Tyler Young: Would you tell us about some of the challenges the project has faced?

Jeffrey Mitchell: One of the big challenges we have faced has been in the area of funding. Locally, in 2013, Bexar County was generous enough to fund $125 million of the initially estimated project cost of $150 million to lead us into the final design. Unfortunately, by the

40 percent design milestone, the cost of accomplishing all the important project goals along the full, 2.2-mile-long project corridor was identified to be significantly more. That reality has set up a schedule and scope interaction that persists to this day and will continue until everything is finished.

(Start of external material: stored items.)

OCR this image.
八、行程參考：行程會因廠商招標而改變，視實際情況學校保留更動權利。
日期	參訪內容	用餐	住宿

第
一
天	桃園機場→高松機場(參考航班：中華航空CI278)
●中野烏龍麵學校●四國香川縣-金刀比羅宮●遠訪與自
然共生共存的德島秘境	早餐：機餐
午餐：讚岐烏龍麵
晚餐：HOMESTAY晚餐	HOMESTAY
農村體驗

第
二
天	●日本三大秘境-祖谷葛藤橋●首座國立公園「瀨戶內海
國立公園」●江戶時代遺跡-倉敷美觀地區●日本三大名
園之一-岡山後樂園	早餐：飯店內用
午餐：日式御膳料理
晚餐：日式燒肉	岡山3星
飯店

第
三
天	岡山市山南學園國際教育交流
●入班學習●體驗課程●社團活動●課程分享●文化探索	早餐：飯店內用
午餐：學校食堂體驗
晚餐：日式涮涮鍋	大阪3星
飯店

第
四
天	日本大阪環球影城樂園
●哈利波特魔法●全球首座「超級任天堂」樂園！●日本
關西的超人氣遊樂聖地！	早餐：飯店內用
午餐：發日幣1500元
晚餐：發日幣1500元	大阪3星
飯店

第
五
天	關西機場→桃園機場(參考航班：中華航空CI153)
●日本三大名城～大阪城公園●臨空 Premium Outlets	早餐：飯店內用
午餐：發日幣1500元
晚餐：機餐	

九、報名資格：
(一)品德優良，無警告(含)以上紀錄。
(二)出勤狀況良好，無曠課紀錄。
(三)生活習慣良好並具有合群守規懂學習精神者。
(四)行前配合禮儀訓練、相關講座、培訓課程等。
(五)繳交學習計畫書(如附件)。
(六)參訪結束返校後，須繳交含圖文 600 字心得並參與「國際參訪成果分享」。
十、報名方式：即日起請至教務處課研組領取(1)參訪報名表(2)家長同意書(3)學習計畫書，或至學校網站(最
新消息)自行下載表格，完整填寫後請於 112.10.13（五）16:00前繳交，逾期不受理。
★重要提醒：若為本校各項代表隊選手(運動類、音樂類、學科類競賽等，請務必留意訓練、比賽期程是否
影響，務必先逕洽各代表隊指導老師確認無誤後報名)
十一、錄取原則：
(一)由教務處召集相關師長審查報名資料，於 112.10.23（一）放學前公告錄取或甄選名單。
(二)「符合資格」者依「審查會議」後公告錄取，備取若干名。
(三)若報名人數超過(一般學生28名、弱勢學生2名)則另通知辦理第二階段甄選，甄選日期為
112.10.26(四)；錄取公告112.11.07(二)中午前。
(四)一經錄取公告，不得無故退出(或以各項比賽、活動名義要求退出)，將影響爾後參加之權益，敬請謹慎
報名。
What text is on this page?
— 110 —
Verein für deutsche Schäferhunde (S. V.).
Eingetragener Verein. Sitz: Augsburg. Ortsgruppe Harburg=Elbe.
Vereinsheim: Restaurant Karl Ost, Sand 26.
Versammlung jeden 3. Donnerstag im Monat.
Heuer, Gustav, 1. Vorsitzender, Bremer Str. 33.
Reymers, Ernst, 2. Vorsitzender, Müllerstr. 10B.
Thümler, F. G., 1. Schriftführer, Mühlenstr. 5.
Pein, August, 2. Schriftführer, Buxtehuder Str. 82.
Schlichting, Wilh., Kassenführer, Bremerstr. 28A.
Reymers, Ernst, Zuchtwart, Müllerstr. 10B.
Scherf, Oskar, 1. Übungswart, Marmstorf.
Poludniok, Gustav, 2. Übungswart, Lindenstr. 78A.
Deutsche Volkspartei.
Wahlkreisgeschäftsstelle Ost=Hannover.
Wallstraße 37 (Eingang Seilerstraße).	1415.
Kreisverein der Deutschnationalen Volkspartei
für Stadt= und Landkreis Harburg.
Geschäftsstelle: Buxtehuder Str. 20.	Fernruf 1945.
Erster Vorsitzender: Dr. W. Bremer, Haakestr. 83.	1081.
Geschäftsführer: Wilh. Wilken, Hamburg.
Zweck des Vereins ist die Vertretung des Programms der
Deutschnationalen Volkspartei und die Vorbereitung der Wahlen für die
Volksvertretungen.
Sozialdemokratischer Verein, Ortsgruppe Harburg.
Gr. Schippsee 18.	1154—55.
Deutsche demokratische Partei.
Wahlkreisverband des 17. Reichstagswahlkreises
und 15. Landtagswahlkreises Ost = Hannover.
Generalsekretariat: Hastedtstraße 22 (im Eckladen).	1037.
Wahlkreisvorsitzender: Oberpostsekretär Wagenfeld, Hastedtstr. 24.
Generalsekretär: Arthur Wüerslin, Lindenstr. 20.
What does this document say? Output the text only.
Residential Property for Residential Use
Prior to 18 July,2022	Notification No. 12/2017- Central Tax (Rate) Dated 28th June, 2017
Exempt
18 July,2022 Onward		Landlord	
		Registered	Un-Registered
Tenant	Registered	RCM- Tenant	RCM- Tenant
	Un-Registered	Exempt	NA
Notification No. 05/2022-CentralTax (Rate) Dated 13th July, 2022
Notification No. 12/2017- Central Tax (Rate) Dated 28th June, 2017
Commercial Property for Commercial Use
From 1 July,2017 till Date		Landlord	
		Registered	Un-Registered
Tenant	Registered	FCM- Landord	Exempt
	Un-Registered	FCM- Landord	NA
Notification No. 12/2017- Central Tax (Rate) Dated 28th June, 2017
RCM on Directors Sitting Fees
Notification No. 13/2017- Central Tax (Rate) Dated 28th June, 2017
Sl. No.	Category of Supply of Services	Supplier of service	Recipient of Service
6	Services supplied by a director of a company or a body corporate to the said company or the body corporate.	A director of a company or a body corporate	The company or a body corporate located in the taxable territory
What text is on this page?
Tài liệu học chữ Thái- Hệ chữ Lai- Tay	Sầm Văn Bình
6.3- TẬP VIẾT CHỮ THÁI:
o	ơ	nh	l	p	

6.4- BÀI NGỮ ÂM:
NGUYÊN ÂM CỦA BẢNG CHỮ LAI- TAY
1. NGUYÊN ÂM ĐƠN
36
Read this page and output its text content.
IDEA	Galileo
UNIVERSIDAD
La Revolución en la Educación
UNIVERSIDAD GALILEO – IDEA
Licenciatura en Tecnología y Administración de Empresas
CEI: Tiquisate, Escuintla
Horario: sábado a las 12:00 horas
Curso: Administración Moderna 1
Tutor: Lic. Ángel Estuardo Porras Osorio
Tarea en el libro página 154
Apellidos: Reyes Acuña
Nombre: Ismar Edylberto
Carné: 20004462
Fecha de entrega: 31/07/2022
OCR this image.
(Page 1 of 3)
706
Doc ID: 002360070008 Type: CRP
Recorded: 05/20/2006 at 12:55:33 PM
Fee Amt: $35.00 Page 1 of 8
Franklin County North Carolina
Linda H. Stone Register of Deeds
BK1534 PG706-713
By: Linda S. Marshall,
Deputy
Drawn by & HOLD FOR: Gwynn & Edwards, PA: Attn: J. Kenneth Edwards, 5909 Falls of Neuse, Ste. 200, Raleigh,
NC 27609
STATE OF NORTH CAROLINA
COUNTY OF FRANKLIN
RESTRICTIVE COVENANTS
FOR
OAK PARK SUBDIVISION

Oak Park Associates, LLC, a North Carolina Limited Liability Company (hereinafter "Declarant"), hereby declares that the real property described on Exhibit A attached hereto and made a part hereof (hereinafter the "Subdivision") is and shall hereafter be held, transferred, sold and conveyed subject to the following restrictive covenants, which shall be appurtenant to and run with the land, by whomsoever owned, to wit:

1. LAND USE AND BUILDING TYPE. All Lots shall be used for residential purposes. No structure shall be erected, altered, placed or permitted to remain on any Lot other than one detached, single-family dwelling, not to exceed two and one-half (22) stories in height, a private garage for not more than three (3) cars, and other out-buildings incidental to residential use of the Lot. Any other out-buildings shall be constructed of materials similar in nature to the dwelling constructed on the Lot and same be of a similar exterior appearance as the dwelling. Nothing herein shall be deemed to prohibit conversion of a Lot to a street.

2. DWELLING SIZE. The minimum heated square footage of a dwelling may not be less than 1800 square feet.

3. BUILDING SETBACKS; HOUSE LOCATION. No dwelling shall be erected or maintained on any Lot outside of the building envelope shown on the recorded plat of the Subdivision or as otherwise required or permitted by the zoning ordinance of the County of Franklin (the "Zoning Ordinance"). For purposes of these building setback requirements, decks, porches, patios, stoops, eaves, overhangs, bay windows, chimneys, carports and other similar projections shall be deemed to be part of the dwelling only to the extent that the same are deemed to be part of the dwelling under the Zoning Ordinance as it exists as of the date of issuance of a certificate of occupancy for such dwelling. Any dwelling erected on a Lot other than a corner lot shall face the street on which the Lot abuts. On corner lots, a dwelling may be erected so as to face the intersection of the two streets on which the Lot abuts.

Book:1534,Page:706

One of the first responses to the budget reality was to divide the single project into a series of four linear phases, to be completed sequentially, as funding remains or becomes identified. The initially committed funding has been applied to the more urban area upstream, designated as phase 1, and design and construction has been working its way downstream. Phase 1 has now been further divided into three subphases, 1.1 through 1.3. Phase 1.1 is about a half-mile long and starts at the upstream beginning of the project—the inlet to the underground flood bypass tunnel—and extends a little more than three city blocks south. Phase 1.1 was fully constructed and functional by San Antonio’s tricentennial celebration on May 5 of this year. This half-mile stretch includes almost 4,000 linear feet of accessible walkway; four impressive tile murals featuring the work of local artists; 38 benches adorned with custom tile designs; one crest gate and control building, which is concealed as a locally inspired gatehouse art feature; five bioswales; and an award-winning array of trees and other native landscaping. It is impressive and has been well received.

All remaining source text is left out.